The dissent by Chief Judge Archer objected to the majority's invocation of the piano roll blues argument: "[T]he majority implicitly resurrects long-dead precedent of the Court of Customs and Patent Appeals in direct conflict with Supreme Court precedent and subsequent precedent of that court." Alappat claimed conventional apparatus (or a computer) arranged to make a mathematical calculation. The effect of the claim was to claim the mathematical calculation. Where "the invention or discovery is only of a 'new, useful, and nonobvious' process for solving a mathematical formula, Benson, Flook, Diehr, and years of precedent command that the patent law shall not exalt form over substance, but rather recognize that the substance is outside § 101."

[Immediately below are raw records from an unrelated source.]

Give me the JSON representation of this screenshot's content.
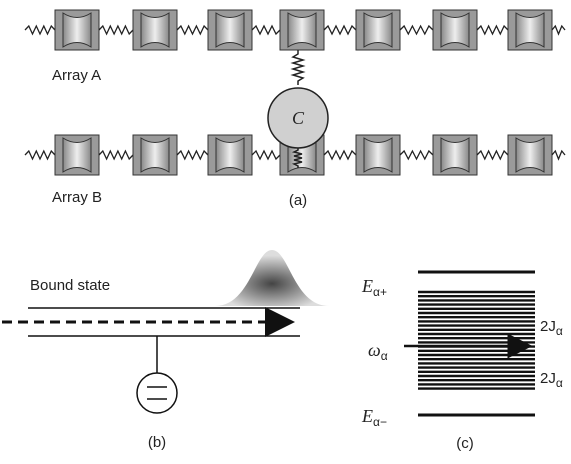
{
  "array_a": {
    "label": "Array A"
  },
  "array_b": {
    "label": "Array B"
  },
  "coupler": {
    "label": "C"
  },
  "panel_a": {
    "caption": "(a)"
  },
  "panel_b": {
    "label": "Bound state",
    "caption": "(b)"
  },
  "panel_c": {
    "caption": "(c)",
    "upper_edge": {
      "main": "E",
      "sub": "α+"
    },
    "lower_edge": {
      "main": "E",
      "sub": "α−"
    },
    "frequency": {
      "main": "ω",
      "sub": "α"
    },
    "upper_width": {
      "main": "2J",
      "sub": "α"
    },
    "lower_width": {
      "main": "2J",
      "sub": "α"
    }
  }
}
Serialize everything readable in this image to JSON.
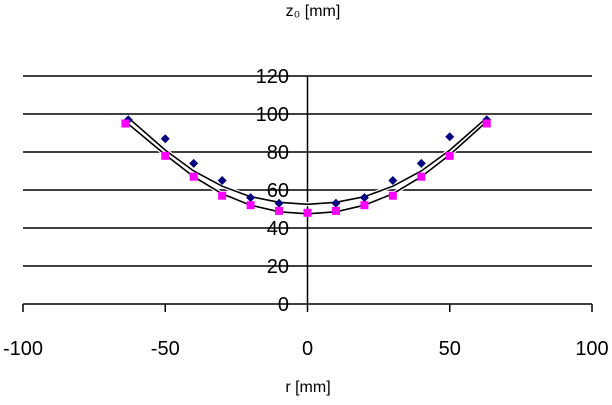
{
  "chart_data": {
    "type": "scatter",
    "title": "",
    "xlabel": "r [mm]",
    "ylabel": "z₀ [mm]",
    "xlim": [
      -100,
      100
    ],
    "ylim": [
      0,
      120
    ],
    "x_ticks": [
      "-100",
      "-50",
      "0",
      "50",
      "100"
    ],
    "y_ticks": [
      "0",
      "20",
      "40",
      "60",
      "80",
      "100",
      "120"
    ],
    "grid": "horizontal",
    "legend": "none",
    "series": [
      {
        "marker": "diamond",
        "color": "#000080",
        "points": [
          [
            -63,
            97
          ],
          [
            -50,
            87
          ],
          [
            -40,
            74
          ],
          [
            -30,
            65
          ],
          [
            -20,
            56
          ],
          [
            -10,
            53
          ],
          [
            10,
            53
          ],
          [
            20,
            56
          ],
          [
            30,
            65
          ],
          [
            40,
            74
          ],
          [
            50,
            88
          ],
          [
            63,
            97
          ]
        ]
      },
      {
        "marker": "square",
        "color": "#ff00ff",
        "points": [
          [
            -64,
            95
          ],
          [
            -50,
            78
          ],
          [
            -40,
            67
          ],
          [
            -30,
            57
          ],
          [
            -20,
            52
          ],
          [
            -10,
            49
          ],
          [
            0,
            48
          ],
          [
            10,
            49
          ],
          [
            20,
            52
          ],
          [
            30,
            57
          ],
          [
            40,
            67
          ],
          [
            50,
            78
          ],
          [
            63,
            95
          ]
        ]
      },
      {
        "type": "line",
        "color": "#000000",
        "points": [
          [
            -63,
            98
          ],
          [
            -50,
            81
          ],
          [
            -40,
            70
          ],
          [
            -30,
            62
          ],
          [
            -20,
            56.5
          ],
          [
            -10,
            53.5
          ],
          [
            0,
            52.5
          ],
          [
            10,
            53.5
          ],
          [
            20,
            56.5
          ],
          [
            30,
            62
          ],
          [
            40,
            70
          ],
          [
            50,
            81
          ],
          [
            63,
            98
          ]
        ]
      },
      {
        "type": "line",
        "color": "#000000",
        "points": [
          [
            -64,
            96
          ],
          [
            -50,
            78.5
          ],
          [
            -40,
            67
          ],
          [
            -30,
            58
          ],
          [
            -20,
            52
          ],
          [
            -10,
            48.5
          ],
          [
            0,
            47.5
          ],
          [
            10,
            48.5
          ],
          [
            20,
            52
          ],
          [
            30,
            58
          ],
          [
            40,
            67
          ],
          [
            50,
            78.5
          ],
          [
            63,
            96
          ]
        ]
      }
    ]
  }
}
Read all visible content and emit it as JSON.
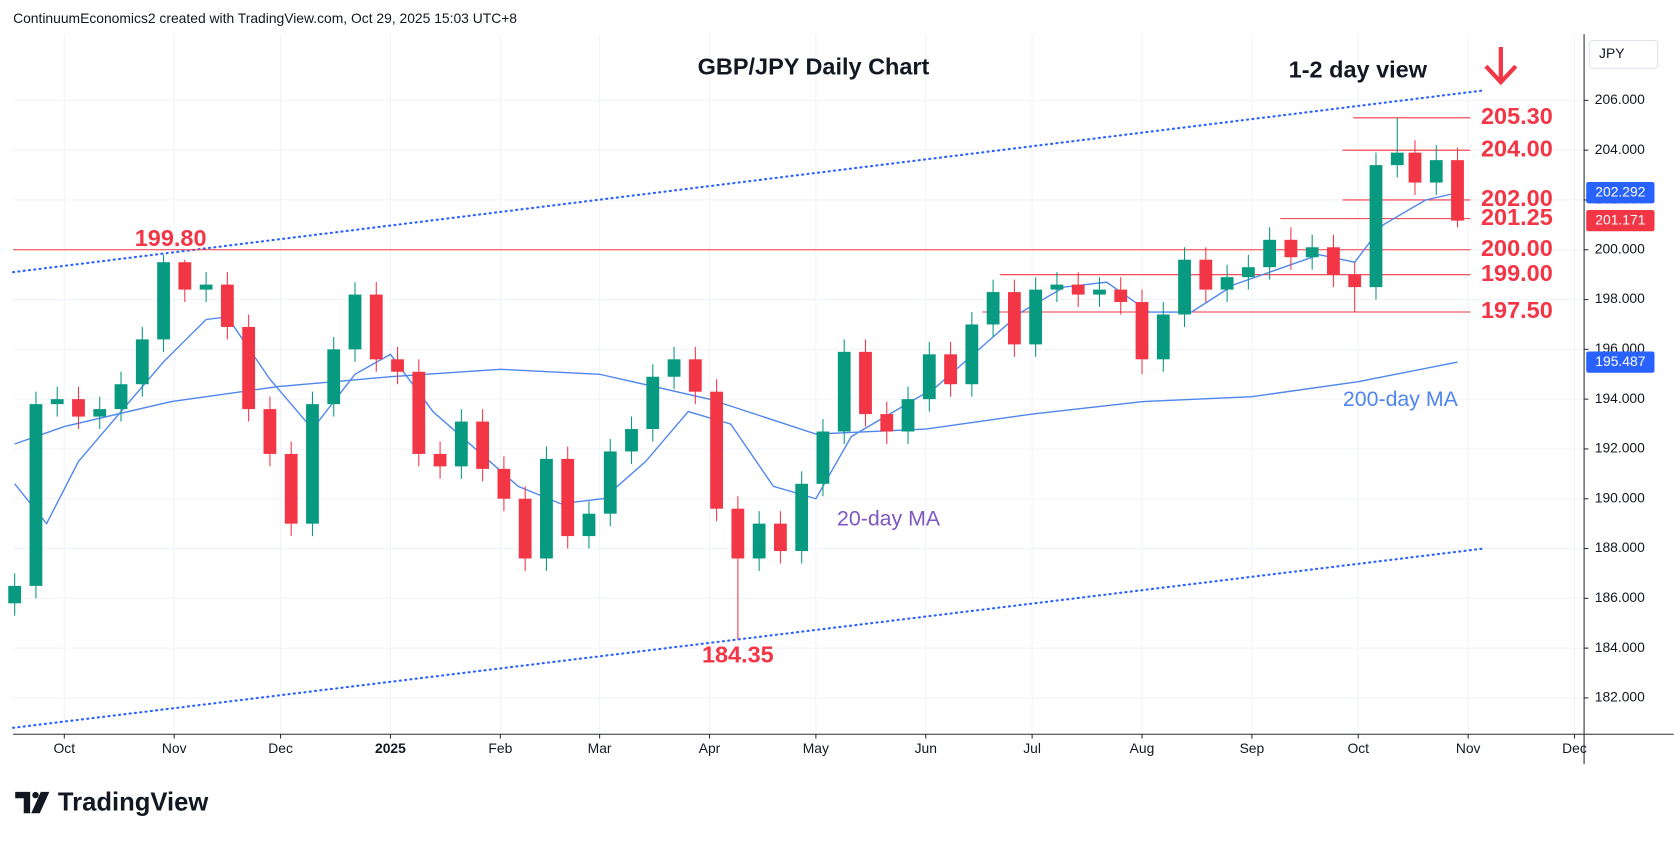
{
  "header": "ContinuumEconomics2 created with TradingView.com, Oct 29, 2025 15:03 UTC+8",
  "chart_data": {
    "type": "candlestick",
    "title": "GBP/JPY Daily Chart",
    "subtitle": "1-2 day view",
    "currency": "JPY",
    "x": [
      -14,
      -8,
      -2,
      4,
      10,
      16,
      22,
      28,
      34,
      40,
      46,
      52,
      58,
      64,
      70,
      76,
      82,
      88,
      94,
      100,
      106,
      112,
      118,
      124,
      130,
      136,
      142,
      148,
      154,
      160,
      166,
      172,
      178,
      184,
      190,
      196,
      202,
      208,
      214,
      220,
      226,
      232,
      238,
      244,
      250,
      256,
      262,
      268,
      274,
      280,
      286,
      292,
      298,
      304,
      310,
      316,
      322,
      328,
      334,
      340,
      346,
      352,
      358,
      364,
      370,
      376,
      381,
      387,
      393
    ],
    "open": [
      185.8,
      186.5,
      193.8,
      194.0,
      193.3,
      193.6,
      194.6,
      196.4,
      199.5,
      198.4,
      198.6,
      196.9,
      193.6,
      191.8,
      189.0,
      193.8,
      196.0,
      198.2,
      195.6,
      195.1,
      191.8,
      191.3,
      193.1,
      191.2,
      190.0,
      187.6,
      191.6,
      188.5,
      189.4,
      191.9,
      192.8,
      194.9,
      195.6,
      194.3,
      189.6,
      187.6,
      189.0,
      187.9,
      190.6,
      192.7,
      195.9,
      193.4,
      192.7,
      194.0,
      195.8,
      194.6,
      197.0,
      198.3,
      196.2,
      198.4,
      198.6,
      198.2,
      198.4,
      197.9,
      195.6,
      197.4,
      199.6,
      198.4,
      198.9,
      199.3,
      200.4,
      199.7,
      200.1,
      199.0,
      198.5,
      203.4,
      203.9,
      202.7,
      203.6
    ],
    "high": [
      187.0,
      194.3,
      194.5,
      194.5,
      194.1,
      195.1,
      196.9,
      199.8,
      199.6,
      199.1,
      199.1,
      197.4,
      194.1,
      192.3,
      194.3,
      196.5,
      198.7,
      198.7,
      196.1,
      195.6,
      192.3,
      193.6,
      193.6,
      191.7,
      190.5,
      192.1,
      192.1,
      189.9,
      192.4,
      193.3,
      195.4,
      196.1,
      196.1,
      194.8,
      190.1,
      189.5,
      189.5,
      191.1,
      193.2,
      196.4,
      196.4,
      193.9,
      194.5,
      196.3,
      196.3,
      197.5,
      198.8,
      198.8,
      198.9,
      199.1,
      199.1,
      198.9,
      198.9,
      198.4,
      197.9,
      200.1,
      200.1,
      199.4,
      199.8,
      200.9,
      200.9,
      200.6,
      200.6,
      199.5,
      203.9,
      205.3,
      204.4,
      204.2,
      204.1
    ],
    "low": [
      185.3,
      186.0,
      193.3,
      192.8,
      192.8,
      193.1,
      194.1,
      195.9,
      197.9,
      197.9,
      196.4,
      193.1,
      191.3,
      188.5,
      188.5,
      193.3,
      195.5,
      195.1,
      194.6,
      191.3,
      190.8,
      190.8,
      190.7,
      189.5,
      187.1,
      187.1,
      188.0,
      188.0,
      188.9,
      191.4,
      192.3,
      194.4,
      193.8,
      189.1,
      184.35,
      187.1,
      187.4,
      187.4,
      190.1,
      192.2,
      192.9,
      192.2,
      192.2,
      193.5,
      194.1,
      194.1,
      196.5,
      195.7,
      195.7,
      197.9,
      197.7,
      197.7,
      197.4,
      195.0,
      195.1,
      196.9,
      197.9,
      197.9,
      198.4,
      198.8,
      199.2,
      199.2,
      198.5,
      197.5,
      198.0,
      202.9,
      202.2,
      202.2,
      200.9
    ],
    "close": [
      186.5,
      193.8,
      194.0,
      193.3,
      193.6,
      194.6,
      196.4,
      199.5,
      198.4,
      198.6,
      196.9,
      193.6,
      191.8,
      189.0,
      193.8,
      196.0,
      198.2,
      195.6,
      195.1,
      191.8,
      191.3,
      193.1,
      191.2,
      190.0,
      187.6,
      191.6,
      188.5,
      189.4,
      191.9,
      192.8,
      194.9,
      195.6,
      194.3,
      189.6,
      187.6,
      189.0,
      187.9,
      190.6,
      192.7,
      195.9,
      193.4,
      192.7,
      194.0,
      195.8,
      194.6,
      197.0,
      198.3,
      196.2,
      198.4,
      198.6,
      198.2,
      198.4,
      197.9,
      195.6,
      197.4,
      199.6,
      198.4,
      198.9,
      199.3,
      200.4,
      199.7,
      200.1,
      199.0,
      198.5,
      203.4,
      203.9,
      202.7,
      203.6,
      201.17
    ],
    "up_color": "#089981",
    "down_color": "#f23645",
    "series": [
      {
        "name": "20-day MA",
        "color": "#4f86ee",
        "label_color": "#7e57c2",
        "x": [
          -14,
          -5,
          4,
          16,
          28,
          40,
          46,
          58,
          70,
          82,
          92,
          104,
          116,
          128,
          140,
          152,
          164,
          176,
          188,
          200,
          212,
          222,
          234,
          246,
          258,
          270,
          282,
          294,
          306,
          318,
          330,
          342,
          354,
          364,
          372,
          384,
          393
        ],
        "values": [
          190.6,
          189.0,
          191.5,
          193.5,
          195.5,
          197.2,
          197.3,
          194.8,
          192.8,
          195.0,
          195.8,
          193.5,
          192.0,
          190.5,
          189.8,
          190.0,
          191.5,
          193.5,
          193.0,
          190.5,
          190.0,
          192.5,
          193.5,
          194.5,
          196.0,
          197.5,
          198.5,
          198.7,
          197.5,
          197.5,
          198.6,
          199.2,
          199.8,
          199.5,
          201.0,
          202.0,
          202.29
        ]
      },
      {
        "name": "200-day MA",
        "color": "#4f86ee",
        "label_color": "#4f86ee",
        "x": [
          -14,
          0,
          30,
          60,
          92,
          123,
          151,
          182,
          212,
          243,
          273,
          304,
          335,
          365,
          393
        ],
        "values": [
          192.2,
          192.9,
          193.9,
          194.5,
          194.9,
          195.2,
          195.0,
          194.0,
          192.6,
          192.8,
          193.4,
          193.9,
          194.1,
          194.7,
          195.49
        ]
      }
    ],
    "levels": [
      {
        "value": 205.3,
        "label": "205.30",
        "start": 363.6
      },
      {
        "value": 204.0,
        "label": "204.00",
        "start": 360.6
      },
      {
        "value": 202.0,
        "label": "202.00",
        "start": 360.6
      },
      {
        "value": 201.25,
        "label": "201.25",
        "start": 343
      },
      {
        "value": 200.0,
        "label": "200.00",
        "start": -14.45
      },
      {
        "value": 199.0,
        "label": "199.00",
        "start": 264
      },
      {
        "value": 197.5,
        "label": "197.50",
        "start": 259
      }
    ],
    "annotations": [
      {
        "value": 199.8,
        "label": "199.80",
        "x": 30
      },
      {
        "value": 184.35,
        "label": "184.35",
        "x": 190
      }
    ],
    "channel": [
      {
        "x": [
          -14.45,
          400.4
        ],
        "values": [
          199.1,
          206.4
        ]
      },
      {
        "x": [
          -14.45,
          400.4
        ],
        "values": [
          180.8,
          188.0
        ]
      }
    ],
    "price_badges": [
      {
        "value": 202.292,
        "label": "202.292",
        "color": "#2962ff"
      },
      {
        "value": 201.171,
        "label": "201.171",
        "color": "#f23645"
      },
      {
        "value": 195.487,
        "label": "195.487",
        "color": "#2962ff"
      }
    ],
    "xlim": [
      -14.45,
      428.7
    ],
    "ylim": [
      180.54,
      208.66
    ],
    "xticks": [
      {
        "value": 0,
        "label": "Oct"
      },
      {
        "value": 31,
        "label": "Nov"
      },
      {
        "value": 61,
        "label": "Dec"
      },
      {
        "value": 92,
        "label": "2025"
      },
      {
        "value": 123,
        "label": "Feb"
      },
      {
        "value": 151,
        "label": "Mar"
      },
      {
        "value": 182,
        "label": "Apr"
      },
      {
        "value": 212,
        "label": "May"
      },
      {
        "value": 243,
        "label": "Jun"
      },
      {
        "value": 273,
        "label": "Jul"
      },
      {
        "value": 304,
        "label": "Aug"
      },
      {
        "value": 335,
        "label": "Sep"
      },
      {
        "value": 365,
        "label": "Oct"
      },
      {
        "value": 396,
        "label": "Nov"
      },
      {
        "value": 426,
        "label": "Dec"
      }
    ],
    "yticks": [
      {
        "value": 182,
        "label": "182.000"
      },
      {
        "value": 184,
        "label": "184.000"
      },
      {
        "value": 186,
        "label": "186.000"
      },
      {
        "value": 188,
        "label": "188.000"
      },
      {
        "value": 190,
        "label": "190.000"
      },
      {
        "value": 192,
        "label": "192.000"
      },
      {
        "value": 194,
        "label": "194.000"
      },
      {
        "value": 196,
        "label": "196.000"
      },
      {
        "value": 198,
        "label": "198.000"
      },
      {
        "value": 200,
        "label": "200.000"
      },
      {
        "value": 202,
        "label": "202.000"
      },
      {
        "value": 204,
        "label": "204.000"
      },
      {
        "value": 206,
        "label": "206.000"
      }
    ],
    "grid": true
  },
  "footer": {
    "brand": "TradingView"
  }
}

Judge Archer (joined by Chief Judge Nies) argued that a Chopin-playing player piano does not magically become a "new" player piano simply because one inserts into it a piano roll for Brahms' Lullaby. He denied that a claim to a general-purpose digital computer running a new program could be directed to statutory subject matter:

It is illogical to say that although a claim to a newly discovered mathematical operation to be performed by a computer is merely a nonstatutory discovery of mathematics, a claim to any computer performing that same mathematics is a statutory invention or discovery.

==Aftermath==

Initially, it was uncertain what the Federal Circuit had decided in this case. Counsel for Tektronix, the successful party in the case, said that the decision held only that "digital circuitry governed by mathematical formulas can be patented." He added, "The heart of the majority opinion
rests on the conclusions that the Tektronix rasterizer was a machine. There is no justification, the majority said, in rejecting the patent simply because the machine made use of mathematics."

One commentator said that two widely different interpretations were possible for what the court said the patent-eligible invention was, when it asserted that a "computer operating pursuant to software may represent patentable subject matter" if it meets the requirements of Title 35:

One interpretation is that [what the court says may be patented is] some type of programmed computer equipment subsystem intertwined with an oscilloscope, in which case the scope of claim 15 is limited to an oscilloscope environment. Alternatively, "the claimed invention" also includes a free-standing microprocessor or general-purpose digital
computer programmed to carry out the algorithm, in which event claim
15 is not limited to the oscilloscope environment and effectively covers
the algorithm itself. The only way that this passage can make sense is
if some of the terms have a secret or private, question-begging meaning
that is different from their apparent meaning. For example, a programmed
computer might "represent" patentable subject matter but not "be" patentable subject matter, whatever that might mean. Or maybe meeting "all of the other requirements of Title 35" means complying with section 101 as interpreted in Benson, Flook, Diehr, Abele, Schrader and so on. To say the least, this passage of the opinion is more poetic than lucid.

The same commentator pointed out that different post-Alappat panels of the Federal Circuit had "embraced diverse interpretations of the decision." It eventually became clear, after the Federal Circuit's 1998 State Street Bank decision, that the Federal Circuit had transitioned to a new patent-eligibility regime in which a patent would be allowed if the invention was able to "produce a useful, concrete, and tangible result." Moreover, the piano roll blues theory temporarily became dominant in the Federal Circuit for about a decade after Alappat.

In a 2006 dissenting opinion, U.S. Supreme Court Justice Breyer (joined by Justices Stevens and Souter, characterized the Alappat decision as one of the Federal Circuit's decisions in which it used a legal test that led to results opposite to those reached in several Supreme Court decisions.

In Bilski v. Kappos, 561 U.S. 593 (2010), the Supreme Court was unanimous that the "useful, concrete, and tangible result" test of Alappat and State Street was an incorrect statement of the law. The Federal Circuit had made the same ruling in In re Bilski, the judgment in which the Supreme Court affirmed in Bilski v. Kappos.